Actually, even Parisian are less and less fond of this "greenification" of Paris because it causes more and more problems for them too (OK, they don't give a shit if it makes problem for suburbs people working in Paris... but now it starts to impact them too)
Companies are leaving Paris (too expensive) and people are thinking twice before accepting a job offer inside Paris because of transportation.
Actually, the situation is so bad that public transportation are asking since month to people and companies to work remotly during the Olympics because... well... it will be a real nightmare. And not everybody will have a bicyle
So, watch what you're wishing for. It's nice to be able to use bicyle from time to time when you want... but it's a bit different to have transportation problems because cars that absolutly must cross Paris (taxis, ambulance, people living there, truck that recharge shops...) are all stacked up in less and less street to develop cycling
The Anne Hidalgo's plan seem to turn Paris into some kind of Disneyland Park. Would you spend your life in such a park?

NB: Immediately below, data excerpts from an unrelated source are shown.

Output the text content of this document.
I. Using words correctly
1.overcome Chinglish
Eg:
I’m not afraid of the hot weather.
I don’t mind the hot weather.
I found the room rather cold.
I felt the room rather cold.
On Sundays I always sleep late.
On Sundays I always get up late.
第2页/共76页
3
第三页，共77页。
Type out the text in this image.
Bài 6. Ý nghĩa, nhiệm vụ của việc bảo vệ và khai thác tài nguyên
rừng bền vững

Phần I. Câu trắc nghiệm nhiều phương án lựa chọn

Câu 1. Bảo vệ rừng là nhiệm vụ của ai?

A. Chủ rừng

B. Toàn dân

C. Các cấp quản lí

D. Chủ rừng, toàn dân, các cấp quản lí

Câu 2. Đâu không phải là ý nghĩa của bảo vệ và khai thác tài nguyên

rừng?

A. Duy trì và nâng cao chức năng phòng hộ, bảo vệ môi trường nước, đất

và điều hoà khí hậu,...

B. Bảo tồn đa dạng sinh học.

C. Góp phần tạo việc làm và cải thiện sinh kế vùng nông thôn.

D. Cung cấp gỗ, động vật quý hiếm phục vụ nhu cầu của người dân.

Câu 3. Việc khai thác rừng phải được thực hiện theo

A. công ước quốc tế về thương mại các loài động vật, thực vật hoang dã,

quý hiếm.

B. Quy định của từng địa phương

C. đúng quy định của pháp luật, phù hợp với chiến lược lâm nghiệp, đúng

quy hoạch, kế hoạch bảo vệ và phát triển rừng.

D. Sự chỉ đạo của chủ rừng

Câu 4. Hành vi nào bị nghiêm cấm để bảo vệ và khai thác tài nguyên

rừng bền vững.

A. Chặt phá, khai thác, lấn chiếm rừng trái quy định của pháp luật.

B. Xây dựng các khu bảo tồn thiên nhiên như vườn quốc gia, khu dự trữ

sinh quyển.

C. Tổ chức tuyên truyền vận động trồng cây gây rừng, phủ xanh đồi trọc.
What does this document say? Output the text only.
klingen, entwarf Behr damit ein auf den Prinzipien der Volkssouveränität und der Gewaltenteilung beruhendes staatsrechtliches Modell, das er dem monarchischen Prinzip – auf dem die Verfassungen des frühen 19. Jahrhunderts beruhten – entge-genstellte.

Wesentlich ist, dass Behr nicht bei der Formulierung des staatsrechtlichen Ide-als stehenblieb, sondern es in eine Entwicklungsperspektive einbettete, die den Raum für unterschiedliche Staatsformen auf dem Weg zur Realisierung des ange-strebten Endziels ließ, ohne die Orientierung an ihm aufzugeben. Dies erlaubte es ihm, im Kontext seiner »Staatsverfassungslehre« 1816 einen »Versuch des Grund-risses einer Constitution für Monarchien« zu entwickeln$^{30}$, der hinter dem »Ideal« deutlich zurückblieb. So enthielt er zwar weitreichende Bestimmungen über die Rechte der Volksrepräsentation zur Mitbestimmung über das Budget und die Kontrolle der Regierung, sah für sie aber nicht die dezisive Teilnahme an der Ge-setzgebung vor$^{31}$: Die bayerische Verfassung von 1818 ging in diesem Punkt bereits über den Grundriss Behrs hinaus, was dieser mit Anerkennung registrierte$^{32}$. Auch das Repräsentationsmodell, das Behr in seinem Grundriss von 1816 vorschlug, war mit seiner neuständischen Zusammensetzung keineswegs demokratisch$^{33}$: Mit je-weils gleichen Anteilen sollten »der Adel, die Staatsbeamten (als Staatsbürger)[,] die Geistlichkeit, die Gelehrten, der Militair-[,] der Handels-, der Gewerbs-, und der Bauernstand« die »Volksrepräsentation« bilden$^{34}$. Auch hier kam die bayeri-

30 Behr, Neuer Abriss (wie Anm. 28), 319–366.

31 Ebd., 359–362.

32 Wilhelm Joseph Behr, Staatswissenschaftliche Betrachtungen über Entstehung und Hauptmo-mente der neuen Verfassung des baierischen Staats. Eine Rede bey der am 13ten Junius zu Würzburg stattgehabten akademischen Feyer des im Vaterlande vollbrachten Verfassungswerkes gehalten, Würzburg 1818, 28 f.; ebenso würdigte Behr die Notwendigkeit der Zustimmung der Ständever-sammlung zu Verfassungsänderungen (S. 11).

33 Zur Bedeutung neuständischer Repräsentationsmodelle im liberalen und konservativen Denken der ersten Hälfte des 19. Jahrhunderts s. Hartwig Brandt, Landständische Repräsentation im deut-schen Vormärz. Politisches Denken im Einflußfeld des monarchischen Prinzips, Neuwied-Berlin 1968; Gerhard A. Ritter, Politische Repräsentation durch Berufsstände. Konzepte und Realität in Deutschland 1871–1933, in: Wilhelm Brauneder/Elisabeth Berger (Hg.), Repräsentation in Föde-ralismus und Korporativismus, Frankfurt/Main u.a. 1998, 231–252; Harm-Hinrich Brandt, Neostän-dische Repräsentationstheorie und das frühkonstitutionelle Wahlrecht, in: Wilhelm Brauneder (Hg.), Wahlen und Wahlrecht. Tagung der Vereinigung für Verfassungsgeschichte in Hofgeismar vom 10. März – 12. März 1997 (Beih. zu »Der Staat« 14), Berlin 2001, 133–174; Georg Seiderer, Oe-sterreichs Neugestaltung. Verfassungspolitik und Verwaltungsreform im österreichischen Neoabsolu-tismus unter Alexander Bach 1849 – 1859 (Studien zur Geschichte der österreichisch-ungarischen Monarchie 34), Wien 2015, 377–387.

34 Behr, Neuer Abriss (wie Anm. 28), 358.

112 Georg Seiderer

> if it makes problem for suburbs people working in Paris
I live in suburb and cycle everyday to Paris inner center for work. I see every year more and more cyclist riding the new infrastructures, but the road are as bloated in their jam as they always have been.
> cars that absolutly must cross Paris
The point is precisely that most of the transit does not-so-absolutely-need to be by cars: many taxis and personal cars have more society downside than personal ups.